Samantha Schweblin, yeni Arjantin anlatısının güçlü seslerinden biri olarak kabul ediliyor. Ses getiren üç öykü derlemesinin ardından, ilk romanı Distancia de Rescate (Kurtarma Mesafesi) ile 2017 yılında Man Booker Ödülü listesine de giren Schweblin’in kitapları pek çok dile çevrildi. Schweblin’in ikinci öykü derlemesi Ağızdaki Kuşlar, Emrah İmre çevirisiyle ilk kez Türkçede. 2018 yılının şubat ayında Can Yayınları’ndan çıkan derlemede on sekiz öykü bulunuyor. Öyküler olağan ile olağanüstünün sınırlarını zorlarken okura rahatsız edici, tüyler ürpertici manzaralar sunuyor. Açık seçik ifadeler, yalın ama sert anlatım tarzıyla dikkat çekiyor. Derlemeye adını veren Ağızdaki Kuşlar şöyle başlıyor:
Silvia’nın arabası evin önüne park edilmişti, flaşörleri yanıp sönüyordu. Bir an öylece dikildim ve ona kapıyı açmamamın mümkün olup olmadığını düşündüm ama maçın gürültüsünün dışarıdan da duyulduğu kesindi, dolayısıyla televizyonu kapayıp kapıyı açmaya gittim.
“Silvia,” dedim.
“Merhaba,” dedi ve bir şey söylememe fırsat vermeden içeri girdi. (s.43)

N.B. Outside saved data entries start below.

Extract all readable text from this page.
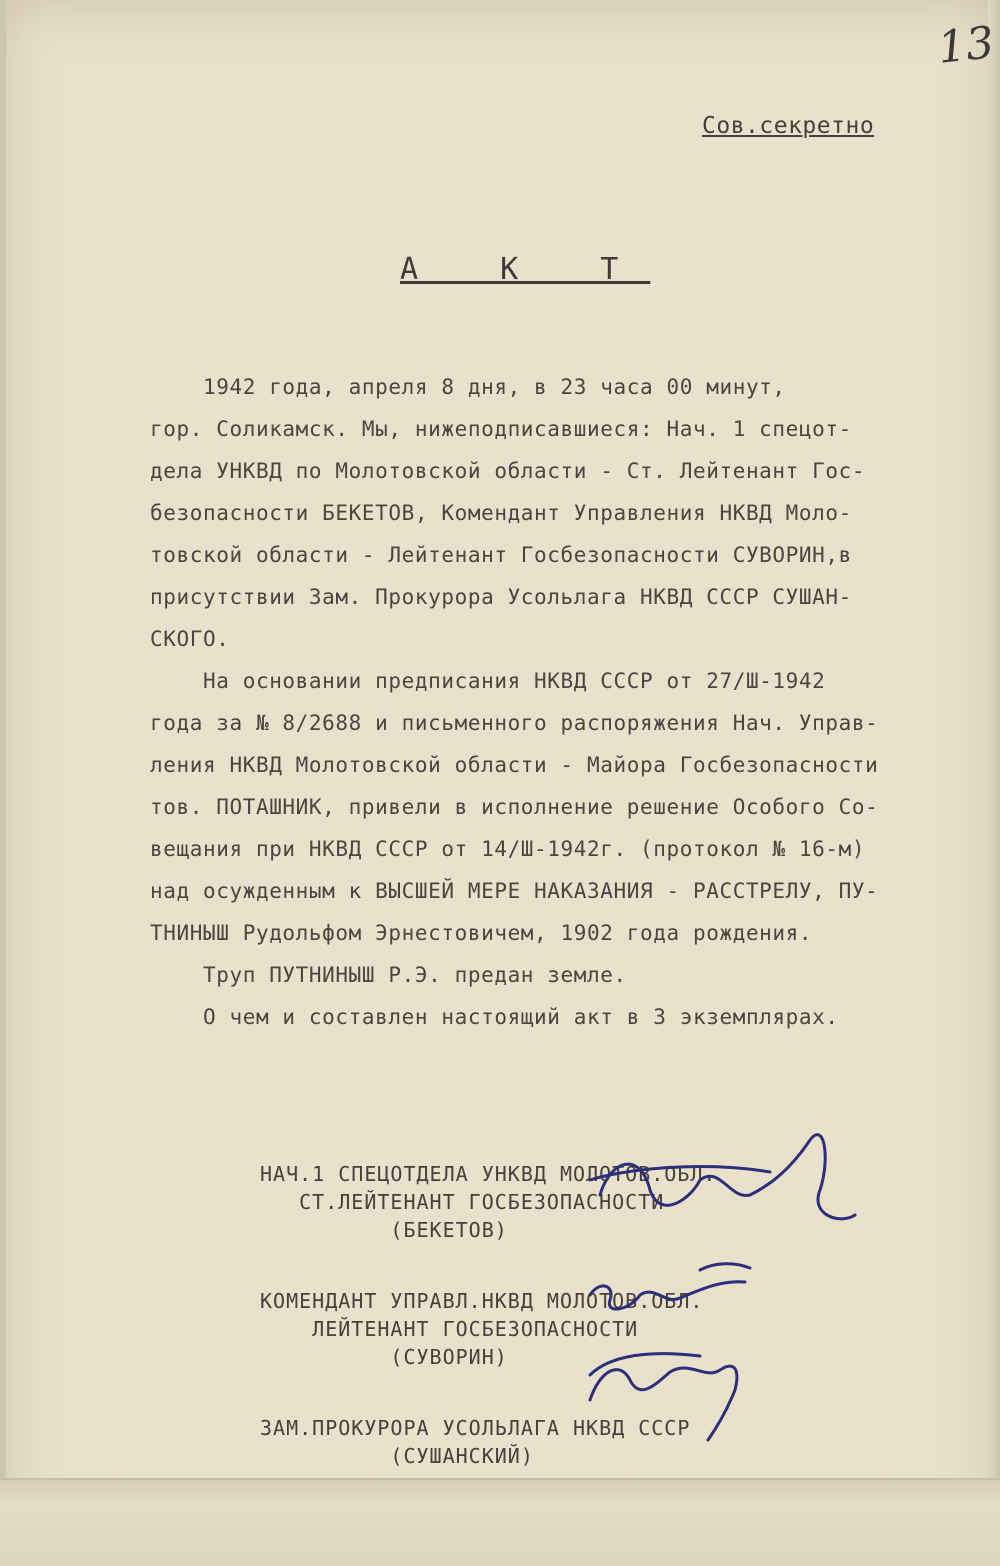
13
Сов.секретно
А К Т
1942 года, апреля 8 дня, в 23 часа 00 минут,
гор. Соликамск. Мы, нижеподписавшиеся: Нач. 1 спецот-
дела УНКВД по Молотовской области - Ст. Лейтенант Гос-
безопасности БЕКЕТОВ, Комендант Управления НКВД Моло-
товской области - Лейтенант Госбезопасности СУВОРИН,в
присутствии Зам. Прокурора Усольлага НКВД СССР СУШАН-
СКОГО.
На основании предписания НКВД СССР от 27/Ш-1942
года за № 8/2688 и письменного распоряжения Нач. Управ-
ления НКВД Молотовской области - Майора Госбезопасности
тов. ПОТАШНИК, привели в исполнение решение Особого Со-
вещания при НКВД СССР от 14/Ш-1942г. (протокол № 16-м)
над осужденным к ВЫСШЕЙ МЕРЕ НАКАЗАНИЯ - РАССТРЕЛУ, ПУ-
ТНИНЫШ Рудольфом Эрнестовичем, 1902 года рождения.
Труп ПУТНИНЫШ Р.Э. предан земле.
О чем и составлен настоящий акт в 3 экземплярах.
НАЧ.1 СПЕЦОТДЕЛА УНКВД МОЛОТОВ.ОБЛ.
СТ.ЛЕЙТЕНАНТ ГОСБЕЗОПАСНОСТИ
(БЕКЕТОВ)
КОМЕНДАНТ УПРАВЛ.НКВД МОЛОТОВ.ОБЛ.
ЛЕЙТЕНАНТ ГОСБЕЗОПАСНОСТИ
(СУВОРИН)
ЗАМ.ПРОКУРОРА УСОЛЬЛАГА НКВД СССР
(СУШАНСКИЙ)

Silvia, anlatıcının eski eşidir ve on üç yaşındaki kızları Sara’nın ciddi sorunları olduğunu söylemekte, eve gelip durumun ciddiyetini kendi gözleriyle görmesini istemektedir. Birlikte eve giderler. Ortada eski eşinin ima ettiği türden bir sıkıntı göremez. Dışarıdan bakınca ev her zamanki gibidir, çimler yeni kesilmiştir, Silvia’nın açelyaları ebeveyn balkonundan sarkmaktadır. İçeri girdiğinde Sara’yı kanepede sırtı dik, bacakları bitişik, elleri dizlerinde, gözleri bahçedeki bir noktaya odaklanmış oturur vaziyette bulur. Annesinin yaptığı yoga egzersizlerinden birini yapar gibi bir hâli vardır. Genellikle solgun ve çelimsiz görünmesine karşın her yanından sağlık fışkırdığı ilk bakışta fark edilmektedir. Bacakları ve kolları kuvvetlenmiştir. Vücut çalışmış gibidir. Saçları, cildi ışıl ışıl parlamaktadır. Babasının içeri girdiğini fark eden Sara gülümser ve “Merhaba babacığım,” der.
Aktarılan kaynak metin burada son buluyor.